Pour ordonner à la CPAM des Flandres de prendre en charge la tendinopathie déclarée, les premiers juges ont, par le jugement dont appel, considéré, malgré les deux avis négatifs des CRRMP saisis, le premier relevant l'« absence de caractérisation d'une contrainte gestuelle, spécifique et répétée en abduction de l'épaule » et le second concluant à « des contraintes pour les épaules qui restent ponctuelles et dont la fréquence a diminué à compter de 2015 avec le passage à la conduite de super lourds » et avec « une exposition insuffisante pour expliquer l'apparition de la pathologie », qu'il existait cependant un lien direct et essentiel entre la maladie et le travail, au vu notamment des déclarations de la salarié corroborées par des attestations de plusieurs collègues de travail occupant le même poste et que les contraintes exercées sur les épaules étaient répétitives par leurs fréquence et durée à l'occasion de non seulement de la manipulation des manivelles, du hayon, des volets de remorque et du chargement et du déchargement des marchandises, mais encore à l'occasion de la montée et de la descente du camion et de la remorque comme le précisent MM. [J], [R] et [C], aussi salariés de la société [5], et sont ainsi suffisantes à expliquer l'apparition de la pathologie.

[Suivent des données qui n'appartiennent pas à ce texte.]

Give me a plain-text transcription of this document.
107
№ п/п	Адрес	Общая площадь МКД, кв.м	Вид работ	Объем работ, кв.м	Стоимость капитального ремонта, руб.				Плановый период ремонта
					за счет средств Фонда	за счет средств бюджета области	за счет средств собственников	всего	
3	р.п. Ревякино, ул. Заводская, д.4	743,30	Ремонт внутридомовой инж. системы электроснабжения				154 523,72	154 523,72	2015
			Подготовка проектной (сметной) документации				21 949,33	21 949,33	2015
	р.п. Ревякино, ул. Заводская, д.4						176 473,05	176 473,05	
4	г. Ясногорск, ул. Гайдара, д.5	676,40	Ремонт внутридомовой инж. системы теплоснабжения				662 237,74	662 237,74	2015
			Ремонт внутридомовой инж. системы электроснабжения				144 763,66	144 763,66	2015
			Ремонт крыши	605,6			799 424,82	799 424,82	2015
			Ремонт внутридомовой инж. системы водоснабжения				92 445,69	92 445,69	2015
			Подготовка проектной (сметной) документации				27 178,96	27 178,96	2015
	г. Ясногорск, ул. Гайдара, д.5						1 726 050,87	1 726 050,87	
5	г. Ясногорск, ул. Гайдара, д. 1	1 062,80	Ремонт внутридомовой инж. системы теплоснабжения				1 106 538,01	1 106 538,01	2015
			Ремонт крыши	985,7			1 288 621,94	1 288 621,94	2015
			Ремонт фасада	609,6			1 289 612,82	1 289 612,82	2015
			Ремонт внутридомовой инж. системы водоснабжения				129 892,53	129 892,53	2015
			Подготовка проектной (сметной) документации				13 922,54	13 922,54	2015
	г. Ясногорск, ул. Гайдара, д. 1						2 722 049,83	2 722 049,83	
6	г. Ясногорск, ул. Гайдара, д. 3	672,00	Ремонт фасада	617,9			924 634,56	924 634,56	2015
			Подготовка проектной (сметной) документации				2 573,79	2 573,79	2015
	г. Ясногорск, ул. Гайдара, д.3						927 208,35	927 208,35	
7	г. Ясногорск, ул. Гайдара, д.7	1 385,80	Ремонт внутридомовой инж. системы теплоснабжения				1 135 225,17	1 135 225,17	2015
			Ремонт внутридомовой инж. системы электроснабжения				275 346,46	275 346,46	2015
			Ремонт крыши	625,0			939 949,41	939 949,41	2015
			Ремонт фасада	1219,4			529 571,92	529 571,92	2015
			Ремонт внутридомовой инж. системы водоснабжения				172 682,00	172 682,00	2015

S'il ressort des pièces versées par la caisse qu'ont été pris en charge au titre de la législation professionnelle des accidents du travail survenus antérieurement les 4 février 2014 et 27 janvier 2015 et puis postérieurement les 19 février 2019 et 6 février 2021, tous relatifs au même siège de lésion, soit l'épaule gauche et avec pour trois d'entre eux pour la même pathologie, soit une tendinopathie, cela ne peut priver un salarié de voir reconnaître son droit à la reconnaissance d'une maladie relative au même siège et à sa prise en charge au titre de la législation professionnelle, ni de l'obliger à faire une nouvelle déclaration au titre d'une rechute.
Il convient au demeurant de constater que dans la chronologie médicale agrafée à la notification de la décision de la MDPH du Nord du 10 février 2020 de reconnaissance de la qualité de travailleur handicapé RQTH (pièce N°15 produite par l'intimé), il est fait état des diverses lésions en rapport avec les deux accidents du travail de 2014 2015 et de l'apparition sur l'IRM du 13 février 2017 de signes de tendinopathie de l'infra épineux en sus des lésions du sus-épineux gauche déjà pris en charge au titre d'accident du travail .
La cour considère ainsi, au vu des éléments produits aux débats, que M. [Z] rapporte la preuve que les activités qu'il exerçait dans le cadre de son métier de chauffeur l'ont directement et essentiellement exposé au risque de la maladie déclarée, si bien que le jugement entrepris sera confirmé en toutes ses dispositions.
La CPAM des Flandres, appelante qui succombe, sera condamnée aux dépens d'appel et à verser à M. [Z] une indemnité de 1 000 euros en application de l'article 700 du code de procédure civile.
PAR CES MOTIFS
La cour, statuant publiquement par arrêt contradictoire, en dernier ressort, par mise à disposition au greffe,
Confirme le jugement entrepris en toutes ses dispositions,
Y ajoutant,
Déboute la caisse primaire d'assurance maladie des Flandres de l'ensemble de ses demandes,
Condamne la caisse primaire d'assurance maladie des Flandres aux dépens d'appel et à verser à M. [L] [Z] une indemnité de 1 000 euros en application de l'article 700 du code de procédure civile.